Strummer était le nom d'emprunt de John Graham Mellor. Ce fils d'un diplomate britannique était né à Ankara, en Turquie. Il avait été éduqué dans un pensionnat privé à Londres. Sa trajectoire artistique contrastait avec son milieu social privilégié d'origine, mais ce milieu a contribué à créer le cosmopolitanisme qui caractérisait tant son travail avec les Clash et après les Clash.

Montrant des dons pour l'art graphique, il a étudié l'art à la Central School of Art and Design à Londres et au College of Art à Newport dans le pays de Galles. Néanmoins, la musique prenait de plus en plus de son temps à l'époque où il était revenu dans les quartiers Ouest de Londres pour y vivre dans un squat. Connu pendant un certain temps comme Woody Mellor, en hommage au grand compositeur américain Woody Guthrie, il a joué dans un groupe, The Vultures, avant de prendre le nom de Joe Strummer et de rejoindre les 101ers.
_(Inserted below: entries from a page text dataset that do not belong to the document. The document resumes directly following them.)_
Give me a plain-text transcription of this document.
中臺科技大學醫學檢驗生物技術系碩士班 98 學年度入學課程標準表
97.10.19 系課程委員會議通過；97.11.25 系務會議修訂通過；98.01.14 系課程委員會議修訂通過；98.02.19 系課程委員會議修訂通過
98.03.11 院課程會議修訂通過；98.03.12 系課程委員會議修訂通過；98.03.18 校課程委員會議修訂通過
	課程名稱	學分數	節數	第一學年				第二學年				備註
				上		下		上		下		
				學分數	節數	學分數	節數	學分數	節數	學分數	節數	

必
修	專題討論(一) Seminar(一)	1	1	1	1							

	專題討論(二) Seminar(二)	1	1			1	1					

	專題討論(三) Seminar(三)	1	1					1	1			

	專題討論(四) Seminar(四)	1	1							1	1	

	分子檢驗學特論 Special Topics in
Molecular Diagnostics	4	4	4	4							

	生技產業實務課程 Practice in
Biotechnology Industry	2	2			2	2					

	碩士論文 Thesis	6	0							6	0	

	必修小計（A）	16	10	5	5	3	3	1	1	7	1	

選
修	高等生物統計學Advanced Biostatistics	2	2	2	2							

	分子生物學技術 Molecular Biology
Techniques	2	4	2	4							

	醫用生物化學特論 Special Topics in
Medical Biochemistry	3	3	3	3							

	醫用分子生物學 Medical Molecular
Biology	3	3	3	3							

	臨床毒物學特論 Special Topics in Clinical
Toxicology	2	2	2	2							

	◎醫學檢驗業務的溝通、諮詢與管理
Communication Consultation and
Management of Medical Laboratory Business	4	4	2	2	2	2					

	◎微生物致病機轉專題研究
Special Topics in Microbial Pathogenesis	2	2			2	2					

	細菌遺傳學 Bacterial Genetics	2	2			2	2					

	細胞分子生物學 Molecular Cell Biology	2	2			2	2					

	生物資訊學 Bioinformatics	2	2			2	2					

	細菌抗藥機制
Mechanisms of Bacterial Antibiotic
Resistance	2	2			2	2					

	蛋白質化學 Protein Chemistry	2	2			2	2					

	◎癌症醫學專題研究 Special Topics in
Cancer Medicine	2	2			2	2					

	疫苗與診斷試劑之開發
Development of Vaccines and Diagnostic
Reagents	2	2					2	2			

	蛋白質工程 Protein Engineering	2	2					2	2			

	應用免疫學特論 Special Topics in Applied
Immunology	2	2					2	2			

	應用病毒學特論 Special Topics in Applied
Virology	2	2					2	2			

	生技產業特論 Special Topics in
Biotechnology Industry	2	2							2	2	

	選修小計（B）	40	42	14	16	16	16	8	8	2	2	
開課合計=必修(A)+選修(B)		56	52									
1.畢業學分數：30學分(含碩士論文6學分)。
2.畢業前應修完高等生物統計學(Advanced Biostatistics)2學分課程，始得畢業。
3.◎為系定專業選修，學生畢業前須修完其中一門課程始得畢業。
Les 101ers marquent un point essentiel pour Strummer, aussi bien dans le développement de sa propre sensibilité tant musicale que politique, que pour ce qui concerne la scène punk en pleine effervescence. Au milieu des années 1970, le seul échappatoire pour ceux qui rejetaient cette monstruosité pompeuse et grotesque que d'aucuns appellent le Rock Progressif (et qui était soutenu par les grosses compagnies de disque) était dans le circuit Rythm and Blues.

La source d'inspiration principale de la scène pub rock était non seulement la musique américaine r'n'b [Rythm and Blues] (l'origine du nom du groupe de pub rock Dr Feelgood était une chanson de Piano Red et Dr Feelgood a repris beaucoup de chansons de Bo Didley et de Little Water) mais également des artistes américains de grand talent, comme Woody Guthrie ou Bruce Springsteen qui parlaient de la vie de la classe ouvrière dans leurs chansons. Les 101ers produisirent une variété de rock'n'roll particulièrement énergique et c'est dans cela que Strummer a affiné son talent pour faire des Clash le groupe le plus passionnant en concert de toute sa génération.

Les 101ers étaient également le groupe des squatters par excellence. Ils ont participé à tous les concerts de soutien aux droits des squatters dans les quartiers Ouest de Londres. Le nom des 101ers provenait de l'adresse du squat où ils vivaient. Strummer a écrit sa vie comme il l'a vécue. Ses opinions politiques étaient un mélange de radicalisme gauchiste, de sympathie pour la classe ouvrière et de lutte contre le racisme en même temps qu'un soutien pour ce qu'il considérait comme une lutte politique révolutionnaire, qu'elle soit clairement guidée par le socialisme marxiste, par les idées anarchistes ou par les mouvements de libération nationale.

Son orientation musicale a été transformée le jour où les Sex Pistols sont venus soutenir le groupe. Par la suite, il affirmera « Cela m'a fait l'effet d'une bombe atomique» . En l'espace d'une année, Strummer avait été débauché des 101ers pour rejoindre un nouveau groupe, les Clash. Il s'empara des déclarations agressives et délibérément provocatrices des Sex Pistols pour en faire quelque chose d'encore plus intense.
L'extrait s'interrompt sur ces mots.